A genuine redundancy occurs where an employer dismisses an employee on a lawful basis due to changes in the operational requirements of an enterprise. There are strict rules about when a dismissal can be considered a genuine redundancy. If the redundancy is not genuine then the redundancy may be unfair dismissal of an employee. Unfair dismissal can be a costly mistake for a business and have a detrimental impact on the terminated employee.
Our employment lawyers provide legal advice and representation to both employers and employees for employment redundancy matters.
We can help employers determine whether a redundancy can be made in the circumstances having considered the circumstances of the business operations. Where a redundancy has been made we can assist employers with negotiations, settlement or representation where any claim of unfair dismissal has been made.
We can help employees establish if a redundancy was lawful or not and represent employees in negotiations, settlement or unfair dismissal proceedings.
Where Dismissal may not be a Genuine Redundancy
A dismissal on the grounds of redundancy may not be a case of genuine redundancy where:
- It would have been reasonable in all of the circumstances for the employer to redeploy the employee within the employer’s enterprise or a related entity.
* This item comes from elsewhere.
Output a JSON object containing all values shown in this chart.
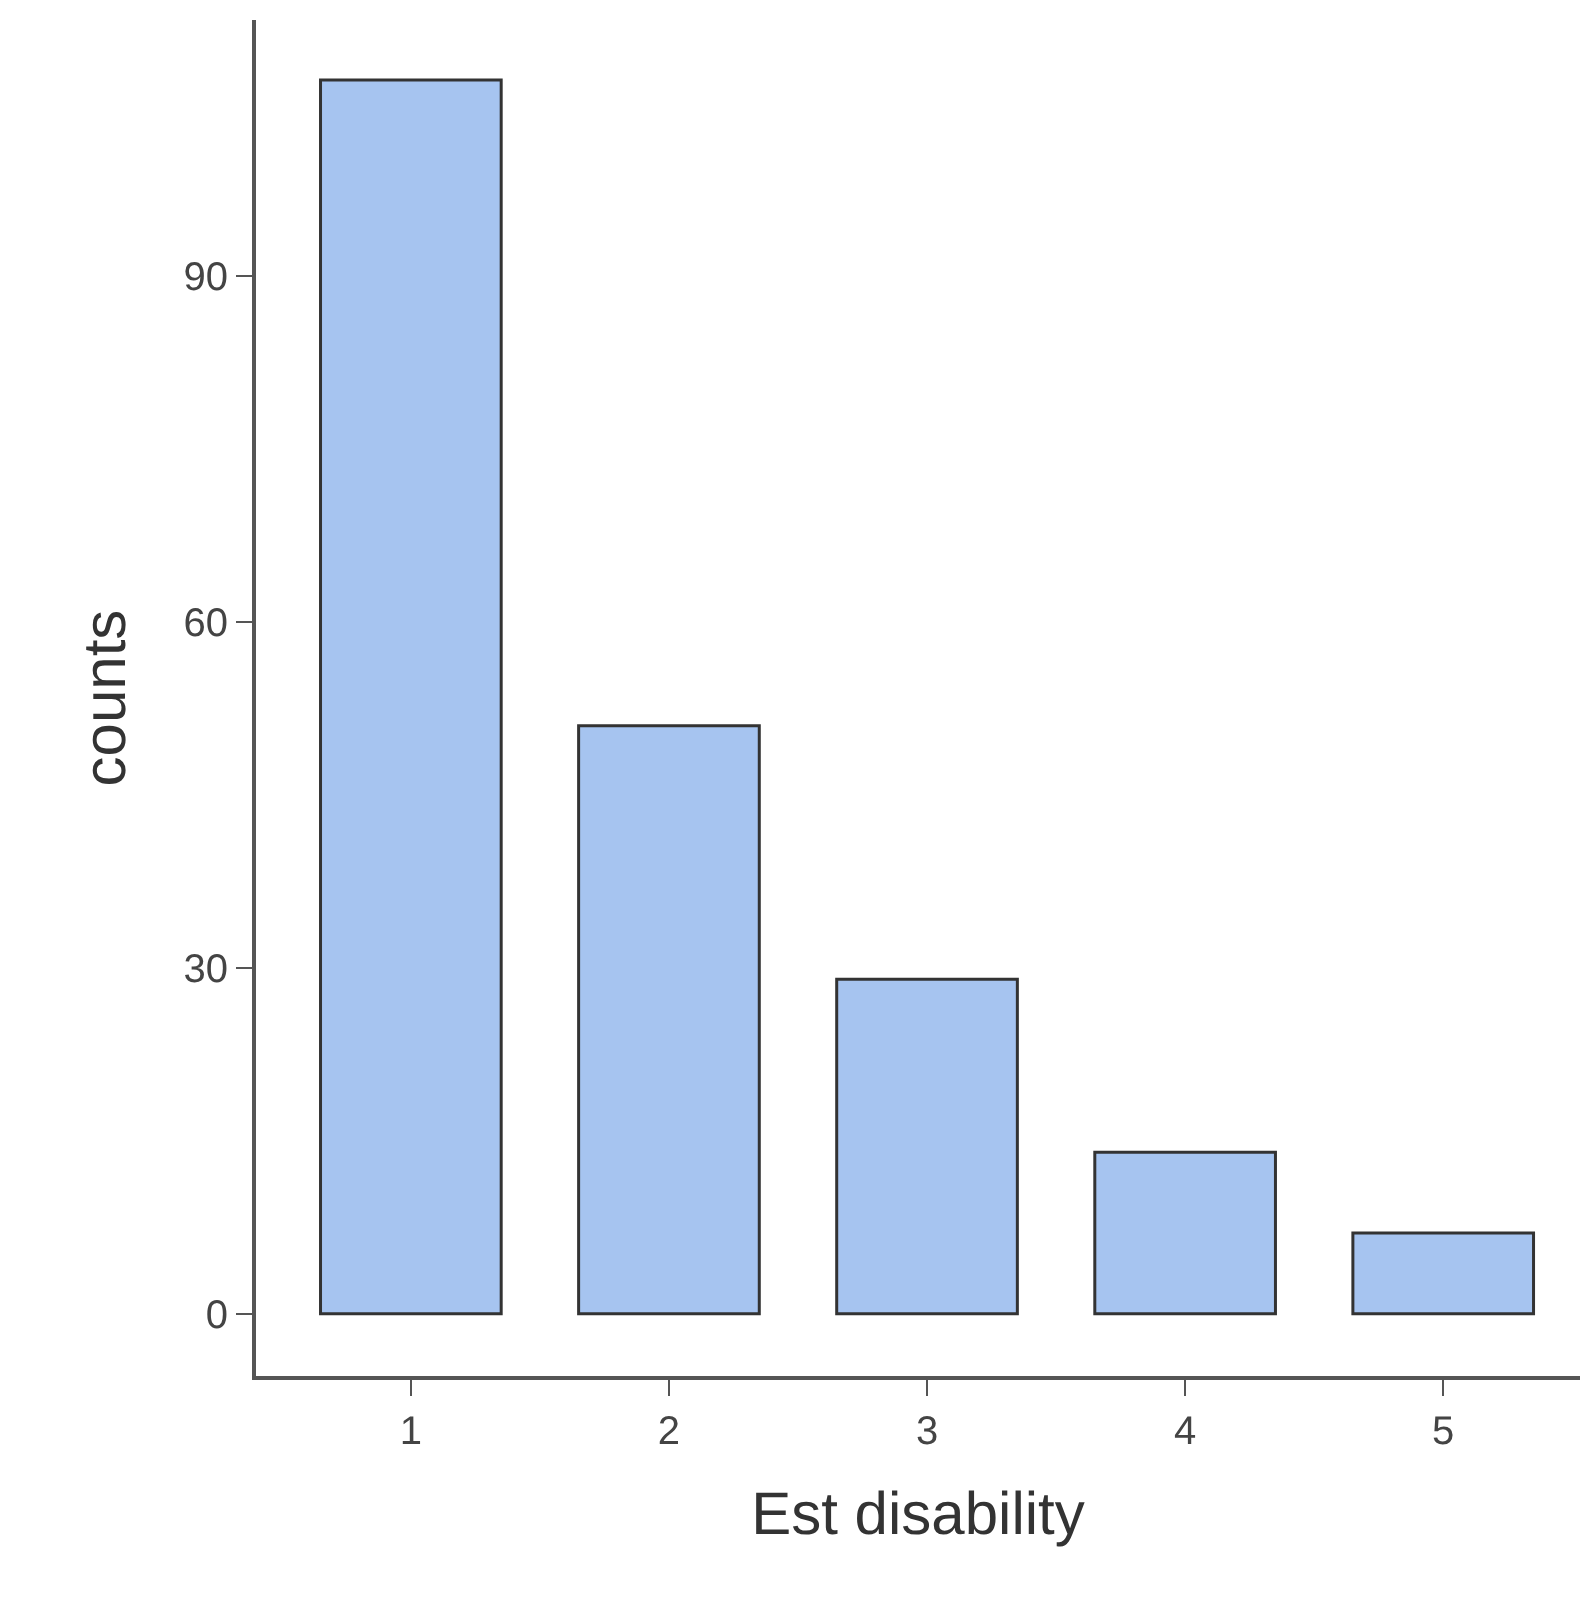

- The employer had a duty to consult with the employee usually because of a Modern Employment Award or Enterprise Bargaining Agreement and the employer failed to consult with the employee.
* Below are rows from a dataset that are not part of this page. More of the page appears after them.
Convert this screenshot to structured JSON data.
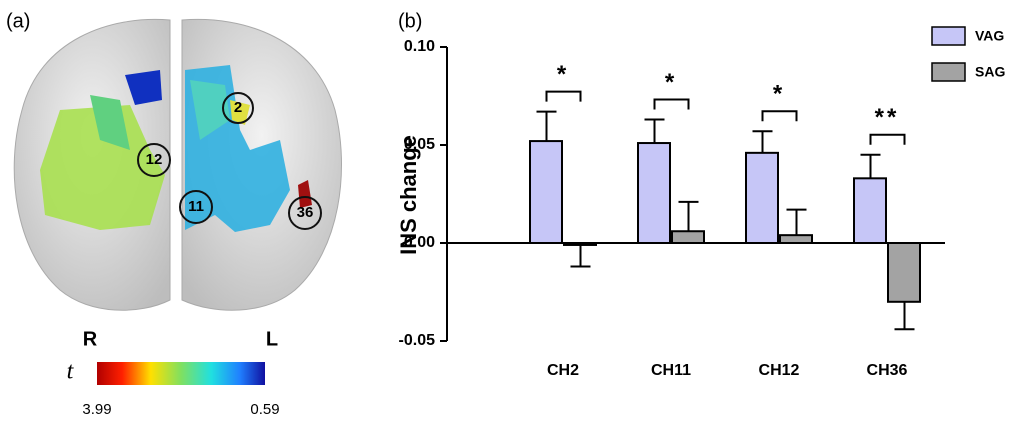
{
  "panel_a": {
    "label": "(a)",
    "channels": [
      "2",
      "12",
      "11",
      "36"
    ],
    "left_side": "R",
    "right_side": "L",
    "colorbar_title": "t",
    "colorbar_max": "3.99",
    "colorbar_min": "0.59"
  },
  "chart_data": {
    "type": "bar",
    "panel_label": "(b)",
    "y_label": "INS change",
    "categories": [
      "CH2",
      "CH11",
      "CH12",
      "CH36"
    ],
    "series": [
      {
        "name": "VAG",
        "color": "#c6c6f7",
        "values": [
          0.052,
          0.051,
          0.046,
          0.033
        ],
        "errors": [
          0.015,
          0.012,
          0.011,
          0.012
        ]
      },
      {
        "name": "SAG",
        "color": "#a3a3a3",
        "values": [
          -0.001,
          0.006,
          0.004,
          -0.03
        ],
        "errors": [
          0.011,
          0.015,
          0.013,
          0.014
        ]
      }
    ],
    "significance": [
      "*",
      "*",
      "*",
      "**"
    ],
    "ylim": [
      -0.05,
      0.1
    ],
    "yticks": [
      -0.05,
      {
        "value": 0,
        "label": "0.00"
      },
      0.05,
      {
        "value": 0.1,
        "label": "0.10"
      }
    ],
    "legend": "top-right"
  }
}
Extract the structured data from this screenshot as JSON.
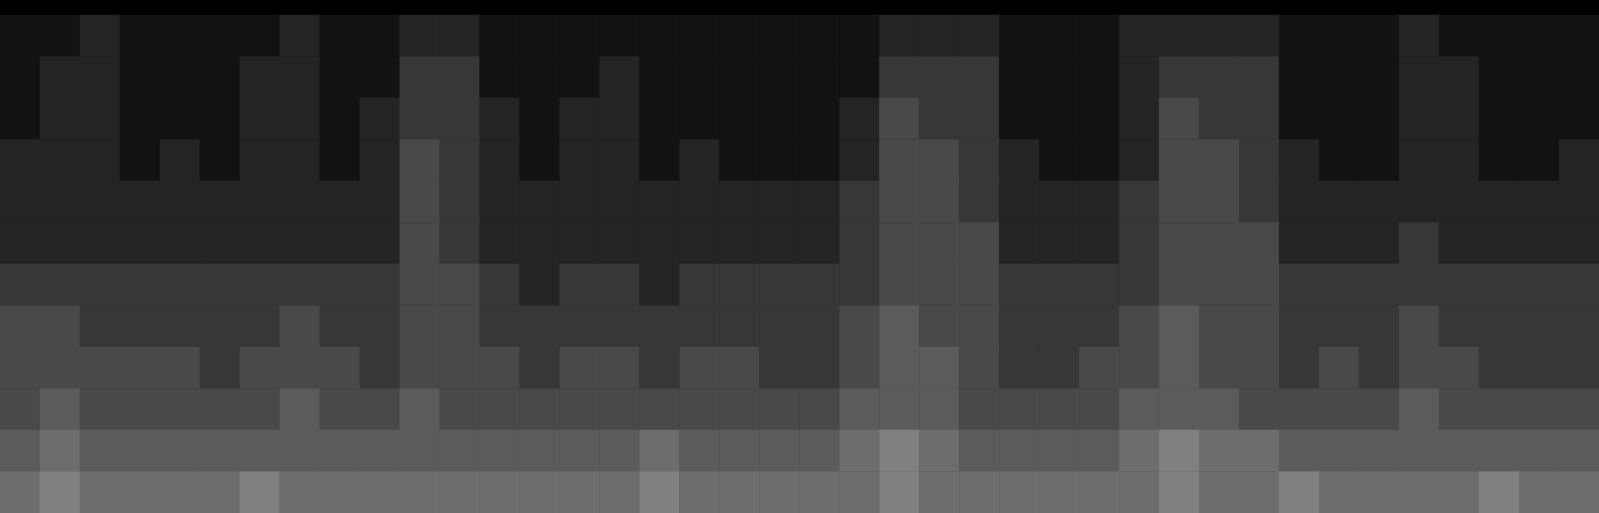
{
  "chart_data": {
    "type": "heatmap",
    "tick_labels": false,
    "grid": false,
    "color_range": [
      0,
      14
    ],
    "cells": [
      [
        1,
        1,
        2,
        1,
        1,
        1,
        1,
        2,
        1,
        1,
        2,
        2,
        1,
        1,
        1,
        1,
        1,
        1,
        1,
        1,
        1,
        1,
        2,
        2,
        2,
        1,
        1,
        1,
        2,
        2,
        2,
        2,
        1,
        1,
        1,
        2,
        1,
        1,
        1,
        1
      ],
      [
        1,
        2,
        2,
        1,
        1,
        1,
        2,
        2,
        1,
        1,
        3,
        3,
        1,
        1,
        1,
        2,
        1,
        1,
        1,
        1,
        1,
        1,
        3,
        3,
        3,
        1,
        1,
        1,
        2,
        3,
        3,
        3,
        1,
        1,
        1,
        2,
        2,
        1,
        1,
        1
      ],
      [
        1,
        2,
        2,
        1,
        1,
        1,
        2,
        2,
        1,
        2,
        3,
        3,
        2,
        1,
        2,
        2,
        1,
        1,
        1,
        1,
        1,
        2,
        4,
        3,
        3,
        1,
        1,
        1,
        2,
        4,
        3,
        3,
        1,
        1,
        1,
        2,
        2,
        1,
        1,
        1
      ],
      [
        2,
        2,
        2,
        1,
        2,
        1,
        2,
        2,
        1,
        2,
        4,
        3,
        2,
        1,
        2,
        2,
        1,
        2,
        1,
        1,
        1,
        2,
        4,
        4,
        3,
        2,
        1,
        1,
        2,
        4,
        4,
        3,
        2,
        1,
        1,
        2,
        2,
        1,
        1,
        2
      ],
      [
        2,
        2,
        2,
        2,
        2,
        2,
        2,
        2,
        2,
        2,
        4,
        3,
        2,
        2,
        2,
        2,
        2,
        2,
        2,
        2,
        2,
        3,
        4,
        4,
        3,
        2,
        2,
        2,
        3,
        4,
        4,
        3,
        2,
        2,
        2,
        2,
        2,
        2,
        2,
        2
      ],
      [
        2,
        2,
        2,
        2,
        2,
        2,
        2,
        2,
        2,
        2,
        4,
        3,
        2,
        2,
        2,
        2,
        2,
        2,
        2,
        2,
        2,
        3,
        4,
        4,
        4,
        2,
        2,
        2,
        3,
        4,
        4,
        4,
        2,
        2,
        2,
        3,
        2,
        2,
        2,
        2
      ],
      [
        3,
        3,
        3,
        3,
        3,
        3,
        3,
        3,
        3,
        3,
        4,
        4,
        3,
        2,
        3,
        3,
        2,
        3,
        3,
        3,
        3,
        3,
        4,
        4,
        4,
        3,
        3,
        3,
        3,
        4,
        4,
        4,
        3,
        3,
        3,
        3,
        3,
        3,
        3,
        3
      ],
      [
        4,
        4,
        3,
        3,
        3,
        3,
        3,
        4,
        3,
        3,
        4,
        4,
        3,
        3,
        3,
        3,
        3,
        3,
        3,
        3,
        3,
        4,
        5,
        4,
        4,
        3,
        3,
        3,
        4,
        5,
        4,
        4,
        3,
        3,
        3,
        4,
        3,
        3,
        3,
        3
      ],
      [
        4,
        4,
        4,
        4,
        4,
        3,
        4,
        4,
        4,
        3,
        4,
        4,
        4,
        3,
        4,
        4,
        3,
        4,
        4,
        3,
        3,
        4,
        5,
        5,
        4,
        3,
        3,
        4,
        4,
        5,
        4,
        4,
        3,
        4,
        3,
        4,
        4,
        3,
        3,
        3
      ],
      [
        4,
        5,
        4,
        4,
        4,
        4,
        4,
        5,
        4,
        4,
        5,
        4,
        4,
        4,
        4,
        4,
        4,
        4,
        4,
        4,
        4,
        5,
        5,
        5,
        4,
        4,
        4,
        4,
        5,
        5,
        5,
        4,
        4,
        4,
        4,
        5,
        4,
        4,
        4,
        4
      ],
      [
        5,
        6,
        5,
        5,
        5,
        5,
        5,
        5,
        5,
        5,
        5,
        5,
        5,
        5,
        5,
        5,
        6,
        5,
        5,
        5,
        5,
        6,
        7,
        6,
        5,
        5,
        5,
        5,
        6,
        7,
        6,
        6,
        5,
        5,
        5,
        5,
        5,
        5,
        5,
        5
      ],
      [
        6,
        7,
        6,
        6,
        6,
        6,
        7,
        6,
        6,
        6,
        6,
        6,
        6,
        6,
        6,
        6,
        7,
        6,
        6,
        6,
        6,
        6,
        7,
        6,
        6,
        6,
        6,
        6,
        6,
        7,
        6,
        6,
        7,
        6,
        6,
        6,
        6,
        7,
        6,
        6
      ]
    ]
  }
}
Redundancy is a challenging area of employment law. The consideration of whether a dismissal is a genuine redundancy may take many factors into account. Usually, an employer can make an employee redundant where the job being provided by the employee is no longer required due to reorganisation or redistribution of duties.
Factors that are often considered in redundancy include:
- The business environment and economic circumstances
- The performance of the business which can include past performance
- What steps the business can take to make its operation more efficient before looking to redundancy
- Whether the business had a duty to consult with the employee before redundancy
- The management of the business
An employer has implied duties at law to an employee to be considerate and fair in redundancy matters. The employer must be able to prove on the balance of probabilities that the redundancy was due to operational requirements.